BOZ Chief Confident of Bailout Package as IMF Temporarily Halt Deal Discussions
“In a depreciating currency environment, that really puts a toll on the reserves.” Yet two years ago, soon after taking up the position of governor, he said he felt helpless and disheartened.
As Zambia’s currency, the kwacha, spiralled downwards, shopkeepers would constantly erase and rewrite price tags, updating in real time the cost of the items they sold.
“It was very disruptive and was really a threat to the effectiveness of monetary policy,” Kalyalya said now of that brief period when the central bank seemed to have lost control of the situation.
People started calling the Kwacha the ‘ ZimKwacha’, a reference to Zimbabwe’s troubled currency. “We had to act to stem that,” he said.
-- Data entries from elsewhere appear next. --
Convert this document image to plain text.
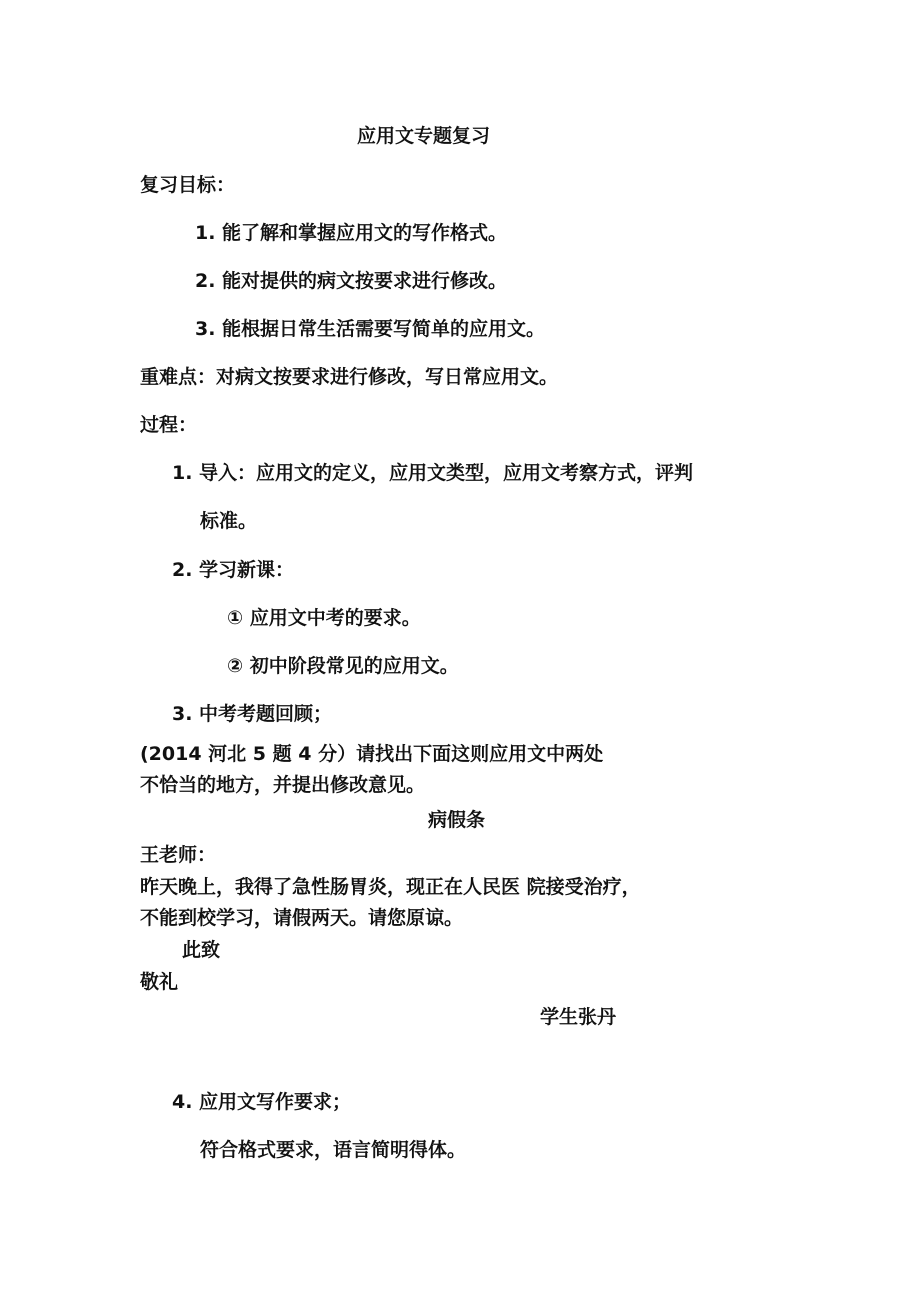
应用文专题复习
复习目标：
1. 能了解和掌握应用文的写作格式。
2. 能对提供的病文按要求进行修改。
3. 能根据日常生活需要写简单的应用文。
重难点：对病文按要求进行修改，写日常应用文。
过程：
1. 导入：应用文的定义，应用文类型，应用文考察方式，评判
标准。
2. 学习新课：
① 应用文中考的要求。
② 初中阶段常见的应用文。
3. 中考考题回顾；
(2014 河北 5 题 4 分）请找出下面这则应用文中两处
不恰当的地方，并提出修改意见。
病假条
王老师：
昨天晚上，我得了急性肠胃炎，现正在人民医 院接受治疗，
不能到校学习，请假两天。请您原谅。
此致
敬礼
学生张丹
4. 应用文写作要求；
符合格式要求，语言简明得体。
Kalyalya, who was an Executive Director at the World Bank with oversight of 22 African countries including Zambia before he returned home to take up the role Central Bank Governor, said he wanted to prevent Zambia from going the way of its troubled immediate Southern Africa neighbour went.
Two years on, that worst-case scenario appears to have been avoided. Kalyalya says the reforms Zambia is now pushing through will make its economy, currency and banking sector more resilient to stresses in the future. The crisis in 2015 stemmed in large part from Zambia’s historical economic dependence on copper –dutch disease, which is the country’s main export and accounts for a whopping 74% of Zambia’s foreign exchange earnings and close to 30% of government revenue.
Copper had fuelled the country’s economic boom, generating an average annual gross domestic product - GDP growth of 6% to 7 % over the previous decade. But when copper prices fell, because of lower demand from China which consumes 43% of global copper, , the Zambian economy took a severe hit.
The kwacha fell, and the central bank’s move to raise the statutory reserve ratio in 2014 was not enough to ease the pressure. Earlier on in his tenure, Kalyalya said he would deal with currency volatility with measures including tightening liquidity.
But while that helped the kwacha recoup some of its losses against the dollar, the challenges facing the central bank soon became even greater, culminating in Zambia’s "Worst Monday" on September 28, 2015, when the currency fell by about 16% against the dollar in a single day.
“It’s like you are driving and you see the [speedometer] needle going,” Kalyalya recalls of the speed at which the currency fell. Zambia’s woes on that day were aligned with those of mining group Glencore, the parent company of Mopani Copper Mines, the second-largest employer in Zambia after the government. Dr. Kalyalya’s first term as Central bank governor draws to a close next year.
In other news the International Monetary Fund (IMF) has said it has temporarily halted bailout talks to allow the Zambian government to put public debt on a sustainable path.
Zambia is seeking a $1.3 billion bailout from the IMF.
"The talks were put on hold after providing new information on government’s external borrowing plans needed to be reconciled key program objective of putting the debt on a sustainable path,” IMF resident representative Alfredo Baldini told journalists on Thursday afternoon. He also dismissed claims that former IMF country mission chief Tshidi Tsikata had been replaced for failing to close the deal with the Zambian government.
Baldini also expressed concern with the pace at which Zambia’s public debt was contracting, saying this would put Zambia at high risk of debt distress. While acknowledging Zambia’s need to address infrastructure gaps needed to maintain debt sustainability, Baldini suggested it was critical for Zambia to slow down on the contraction of new debt.
The newly appointed mission chief to Zambia is Baileau Loko, the IMF announced earlier this last week. Zambia has been seeking a bailout since 2014.